My PT Hub also has an ‘Automated Messages’ feature in the Chat section on the web browser, which allows you to set up automated messages based on triggers like completing a certain number of workouts or making a purchase.

Building repeatable programs for online clients

Creating a custom program from scratch for every new client is the most time-intensive version of online coaching. It is also the approach most likely to keep a coach permanently anchored to spreadsheets, because there is no other obvious structure for building out a multi-week plan.

My PT Hub’s Programs let you build multi-week structured plans that can be assigned to multiple clients without rebuilding anything. To create a program, go to Programs in the left-hand side menu and click “Create New Program.” You add weekly workouts and nutrition plans using the “Add New” button for each day, then save the program when it is complete.

Once built, the program can be packaged and sold or assigned to clients on either a fixed start date (useful for cohorts) or a flexible start date (useful for rolling enrollments).

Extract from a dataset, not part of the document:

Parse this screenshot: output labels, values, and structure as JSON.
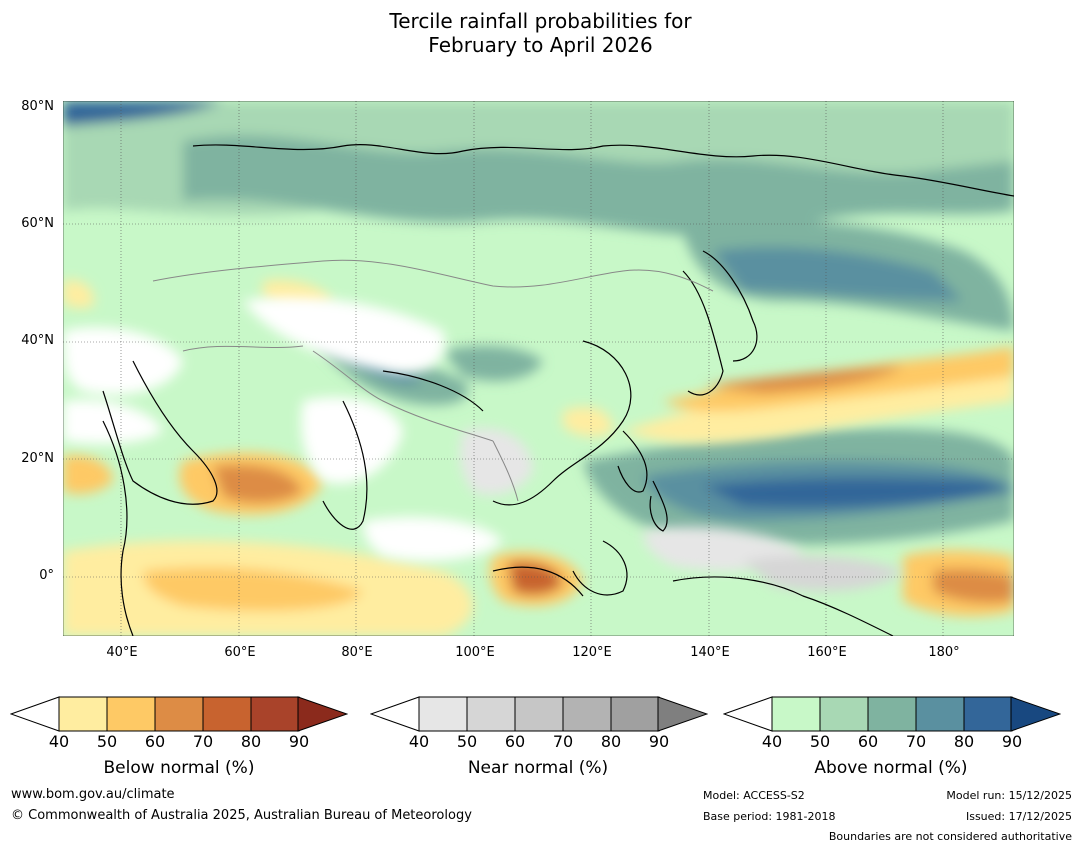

You can also duplicate an existing program and adapt it, which is useful when you want to create a variation for a different fitness level or goal without starting from scratch.

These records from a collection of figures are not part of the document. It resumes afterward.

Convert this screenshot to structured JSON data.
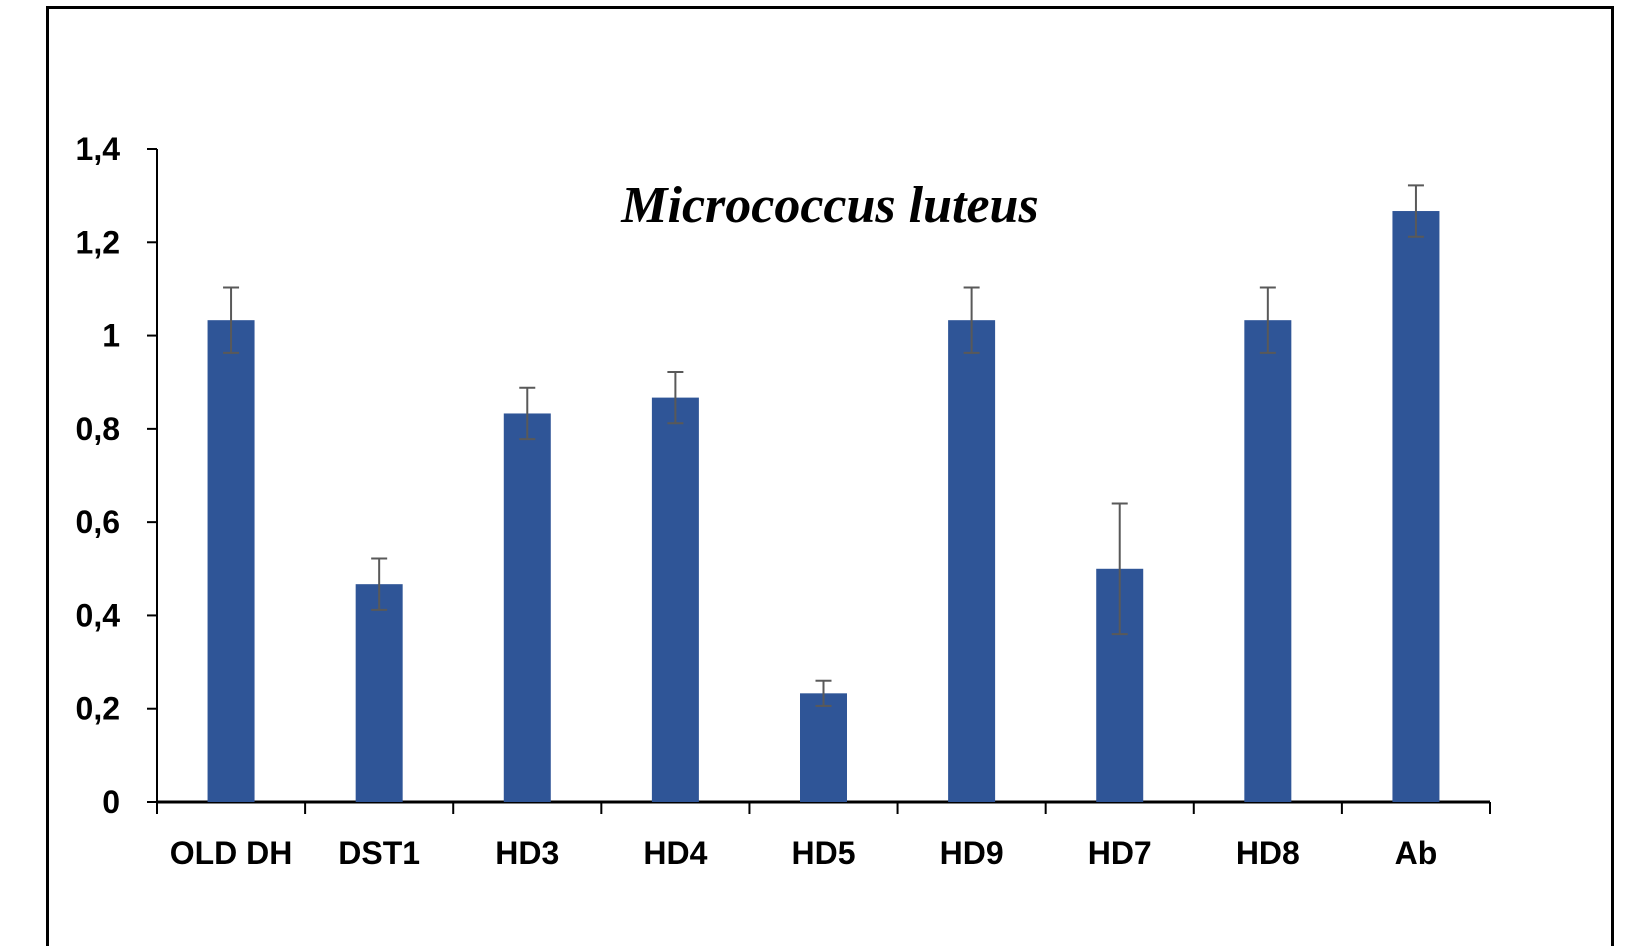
{
  "chart_data": {
    "type": "bar",
    "title": "Micrococcus luteus",
    "xlabel": "",
    "ylabel": "",
    "categories": [
      "OLD DH",
      "DST1",
      "HD3",
      "HD4",
      "HD5",
      "HD9",
      "HD7",
      "HD8",
      "Ab"
    ],
    "values": [
      1.033,
      0.467,
      0.833,
      0.867,
      0.233,
      1.033,
      0.5,
      1.033,
      1.267
    ],
    "errors": [
      0.07,
      0.055,
      0.055,
      0.055,
      0.027,
      0.07,
      0.14,
      0.07,
      0.055
    ],
    "ylim": [
      0,
      1.4
    ],
    "yticks": [
      "0",
      "0,2",
      "0,4",
      "0,6",
      "0,8",
      "1",
      "1,2",
      "1,4"
    ],
    "ytick_values": [
      0,
      0.2,
      0.4,
      0.6,
      0.8,
      1.0,
      1.2,
      1.4
    ],
    "grid": false,
    "legend": "none",
    "colors": {
      "bar": "#2f5597",
      "error_bar": "#595959",
      "axis": "#000000"
    }
  }
}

Programs in My PT Hub also support automated messages, so you can schedule motivational prompts, check-in reminders, or instructional notes to go out to clients at specific points in the program without sending them manually.

Making payments and packages work without manual invoicing

Alongside all the delivery-side chaos, many coaches using spreadsheets are also managing payments manually, tracking who has paid, chasing outstanding invoices and keeping payment records in a separate document.

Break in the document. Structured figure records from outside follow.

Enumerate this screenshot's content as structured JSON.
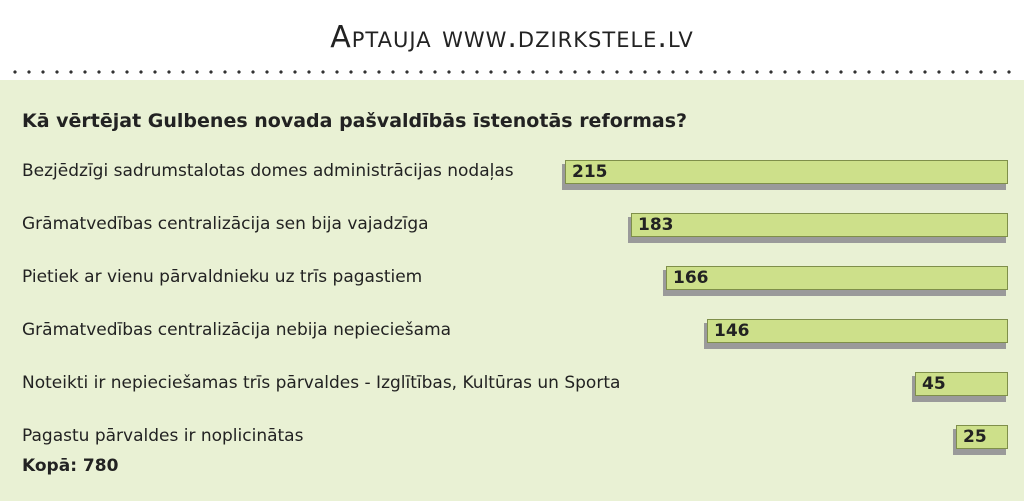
{
  "header": {
    "title": "Aptauja www.dzirkstele.lv"
  },
  "chart_data": {
    "type": "bar",
    "orientation": "horizontal",
    "title": "Kā vērtējat Gulbenes novada pašvaldībās īstenotās reformas?",
    "categories": [
      "Bezjēdzīgi sadrumstalotas domes administrācijas nodaļas",
      "Grāmatvedības centralizācija sen bija vajadzīga",
      "Pietiek ar vienu pārvaldnieku uz trīs pagastiem",
      "Grāmatvedības centralizācija nebija nepieciešama",
      "Noteikti ir nepieciešamas trīs pārvaldes - Izglītības, Kultūras un Sporta",
      "Pagastu pārvaldes ir noplicinātas"
    ],
    "values": [
      215,
      183,
      166,
      146,
      45,
      25
    ],
    "value_labels": [
      "215",
      "183",
      "166",
      "146",
      "45",
      "25"
    ],
    "bar_alignment": "right",
    "total_label": "Kopā: 780",
    "colors": {
      "bar_fill": "#cde08a",
      "bar_border": "#7f8f4a",
      "shadow": "#9a9a9a",
      "panel": "#e9f1d4"
    }
  }
}
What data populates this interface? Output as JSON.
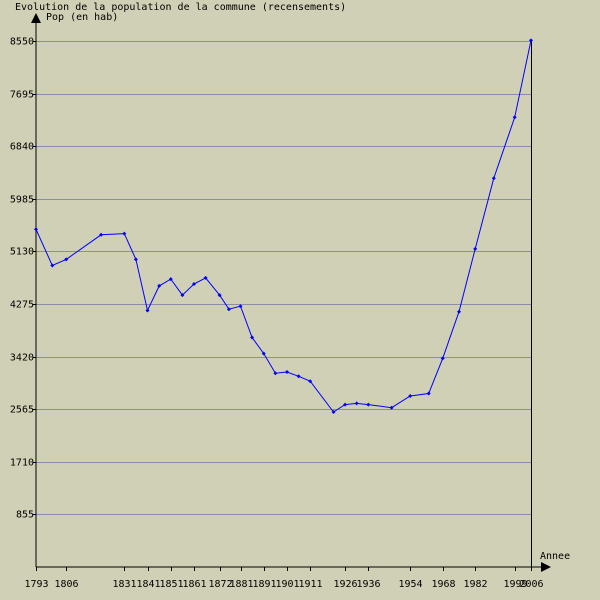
{
  "chart_data": {
    "type": "line",
    "title": "Evolution de la population de la commune (recensements)",
    "ylabel": "Pop (en hab)",
    "xlabel": "Annee",
    "ylim": [
      0,
      8550
    ],
    "y_ticks": [
      "855",
      "1710",
      "2565",
      "3420",
      "4275",
      "5130",
      "5985",
      "6840",
      "7695",
      "8550"
    ],
    "x_ticks": [
      "1793",
      "1806",
      "1831",
      "1841",
      "1851",
      "1861",
      "1872",
      "1881",
      "1891",
      "1901",
      "1911",
      "1926",
      "1936",
      "1954",
      "1968",
      "1982",
      "1999",
      "2006"
    ],
    "grid": true,
    "colors": {
      "background": "#d0d0b6",
      "line": "#0000ff",
      "grid": "#8c8ca6",
      "axis": "#000000"
    },
    "series": [
      {
        "values": [
          {
            "x": "1793",
            "y": 5490
          },
          {
            "x": "1800",
            "y": 4900
          },
          {
            "x": "1806",
            "y": 5000
          },
          {
            "x": "1821",
            "y": 5400
          },
          {
            "x": "1831",
            "y": 5420
          },
          {
            "x": "1836",
            "y": 5000
          },
          {
            "x": "1841",
            "y": 4170
          },
          {
            "x": "1846",
            "y": 4570
          },
          {
            "x": "1851",
            "y": 4680
          },
          {
            "x": "1856",
            "y": 4420
          },
          {
            "x": "1861",
            "y": 4600
          },
          {
            "x": "1866",
            "y": 4700
          },
          {
            "x": "1872",
            "y": 4420
          },
          {
            "x": "1876",
            "y": 4190
          },
          {
            "x": "1881",
            "y": 4240
          },
          {
            "x": "1886",
            "y": 3730
          },
          {
            "x": "1891",
            "y": 3470
          },
          {
            "x": "1896",
            "y": 3150
          },
          {
            "x": "1901",
            "y": 3170
          },
          {
            "x": "1906",
            "y": 3100
          },
          {
            "x": "1911",
            "y": 3020
          },
          {
            "x": "1921",
            "y": 2520
          },
          {
            "x": "1926",
            "y": 2640
          },
          {
            "x": "1931",
            "y": 2660
          },
          {
            "x": "1936",
            "y": 2640
          },
          {
            "x": "1946",
            "y": 2590
          },
          {
            "x": "1954",
            "y": 2780
          },
          {
            "x": "1962",
            "y": 2820
          },
          {
            "x": "1968",
            "y": 3390
          },
          {
            "x": "1975",
            "y": 4150
          },
          {
            "x": "1982",
            "y": 5170
          },
          {
            "x": "1990",
            "y": 6320
          },
          {
            "x": "1999",
            "y": 7310
          },
          {
            "x": "2006",
            "y": 8560
          }
        ]
      }
    ]
  }
}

My PT Hub handles payments through Packages via integration with Stripe, which means once a client purchases a package, payment is processed, recorded and visible in your Financials area automatically. You can see a seven-day revenue snapshot on the dashboard and access full payment history without needing to maintain any kind of manual ledger.

Packages can be set to one-off payments or recurring billing (weekly or monthly), and you can limit the number of sales per package, add expiry dates, or set packages to run indefinitely as memberships. Discount vouchers can be applied at checkout for promotional offers.

The onboarding process is also built into the package purchase flow. When a new client buys a package, their account is created, their assigned program and content is loaded into their profile, and any intake forms or PAR-Q are presented to them automatically. No spreadsheet, no manual email chain, no separate document sharing required.

What a spreadsheet-free coaching day actually looks like

To make this concrete, here is what a typical coaching day can look like when all of the above is in place.

Your check-in inbox shows which clients have submitted their weekly check-ins overnight. You review them one by one using the side-by-side comparison view, leaving a response message in the chat for each client. Any measurements or photos submitted are already saved to their profiles.

You check the compliance view for any clients on active programs to see who completed their workouts and who missed sessions. For clients who missed a session, you send a quick message via the in-app chat.

A new client has come in overnight through your MySite page. Their account was created when they purchased the package, their intake form is already completed, and their program is loaded and ready. All you need to do is send a welcome message.

Payments have been processed automatically and appear in your Financials section. No invoice chased, no bank transfer checked.

That is a morning’s worth of coaching admin handled without opening a single spreadsheet. It takes some setup to get there, but once the systems are in place, it is the standard.

Delivering online coaching without spreadsheets is not about finding a workaround for a broken system. It is about using a system that was actually built for the job. The time saved on administration is time that goes back into coaching, client relationships, and growing your business. Which, in the end, is what you signed up for.